En cuanto al aspecto testimonial, en cuanto al ejercicio inmediato de la libertad que sólo tiene sentido en tanto actúa ahora y aquí sobre los otros, siempre está condicionado por esos otros. En una isla desierta yo puedo hacer un ejercicio total de mi libertad de expresión, puedo decir mi verdad sobre el mundo tal como la concibo, pero ¿para qué y para quién la digo? Y yendo a una situación menos extrema: ¿qué sentido tiene, para un escritor nacional, testimoniar su verdad si no va a ser leída por aquellos, fundamentalmente sus compatriotas, para quienes esa verdad está destinada? La escritura como acto político necesita el receptor adecuado, no es un grito en el vacío ni tiene un valor absoluto: su valor es circunstancial, y, por lo tanto, debe estar inmersa en la circunstancia sobre la que pretende actuar. De modo que, en este caso, la búsqueda de un ámbito de mayor libertad de ninguna manera tendría un carácter compulsivo.

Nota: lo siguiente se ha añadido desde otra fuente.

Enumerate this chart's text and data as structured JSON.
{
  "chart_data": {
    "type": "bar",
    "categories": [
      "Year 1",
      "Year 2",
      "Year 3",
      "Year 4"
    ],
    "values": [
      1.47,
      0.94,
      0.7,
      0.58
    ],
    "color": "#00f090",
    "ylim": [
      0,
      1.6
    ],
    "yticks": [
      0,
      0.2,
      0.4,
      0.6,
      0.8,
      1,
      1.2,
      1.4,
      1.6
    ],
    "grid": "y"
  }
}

Esto no invalida la elección personal de un escritor de irse a vivir adonde le parezca: y mucho menos niega el hecho de escritores que han debido irse sin posibilidad de elección. Simplemente, intenta desvirtuar ciertas generalizaciones que nos están transformando en extraños para nosotros mismos y que nos imponen una realidad estática y aplastante.

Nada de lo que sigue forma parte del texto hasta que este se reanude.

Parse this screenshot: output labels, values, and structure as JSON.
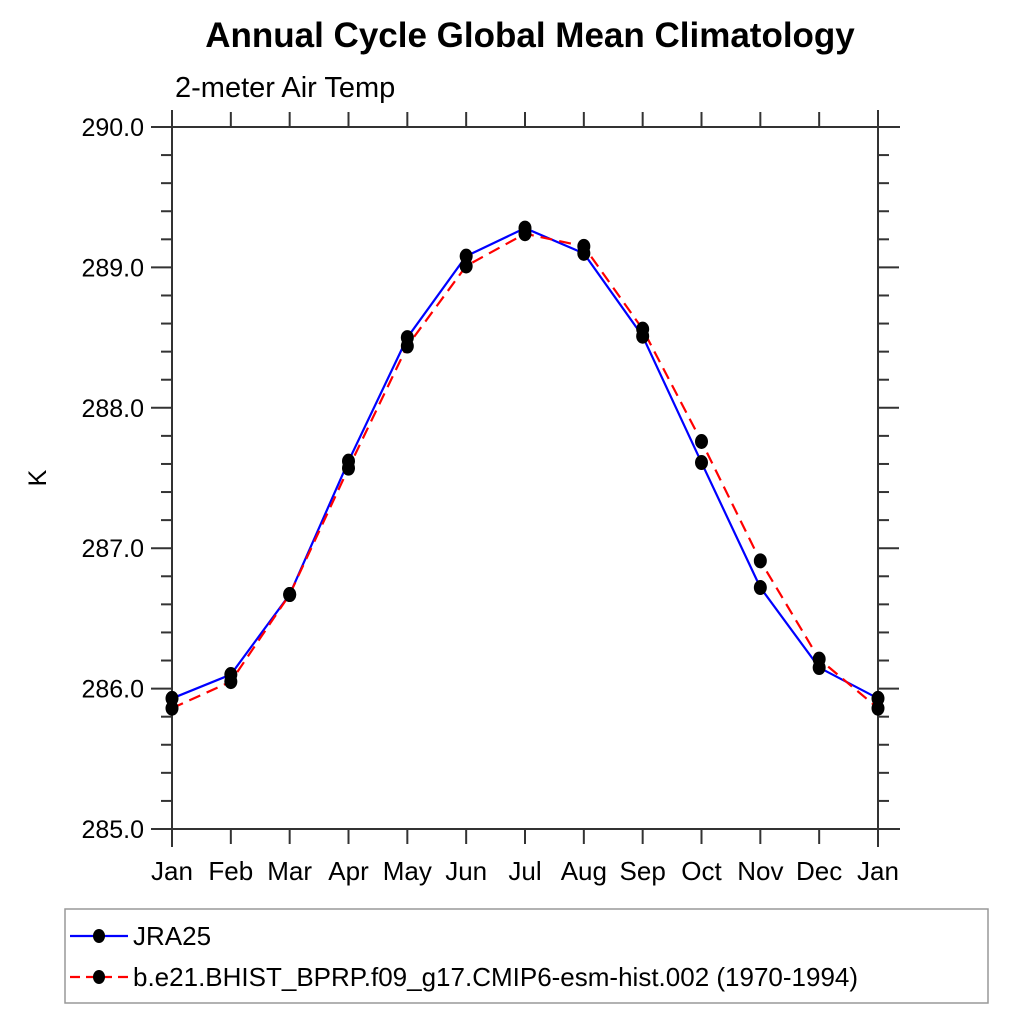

No somos héroes ni mártires. Ni los de acá ni los de allá. El alejamiento, la permanencia en el propio país, en sí mismos, carecen de valor ético. Los “esfuerzos que los sufridos intelectuales llevan a cabo para mejorar un aspecto de la Argentina” de que habla Marta Lynch en “El duro oficio de ser argentinos” (Clarín, Cultura y Nación, 2 de agosto de 1979) también son una bonita generalización, una manera retórica de salvaguardarnos en montón. Se puede ser un traidor adentro o afuera, un gran escritor en el propio país o en el extranjero. Se puede asumir una perspectiva nacional aun en el exilio y escribir desde la torre de marfil en el propio suelo. Qué hizo, qué hace un escritor con sus palabras, ésa es la cuestión última.
Ya sabemos que no estamos en el mejor de los mundos. Que muera o se silencie un solo hombre, aquí o en cualquier lugar del mundo, sin que nadie responda por su libertad y por su vida, ya es un hecho de tanto peso como para que signe cada una de nuestras palabras y de nuestros actos. Pero no aceptamos que se lo transforme en nuestro símbolo. Porque eso sería aceptar como símbolo la muerte. Y a nosotros, acá, nos toca hacer aquello que Cortázar, ahora sí con toda su lucidez de escritor, recomienda a los latinoamericanos residentes en Europa: sumergirnos en nuestra situación y volverla un hecho positivo. No aceptamos, de París, la moda de nuestra muerte. Es la vida, nuestra vida, y el deber de vivirla en libertad lo que nos toca defender. Por eso nos quedamos acá, y por eso escribimos.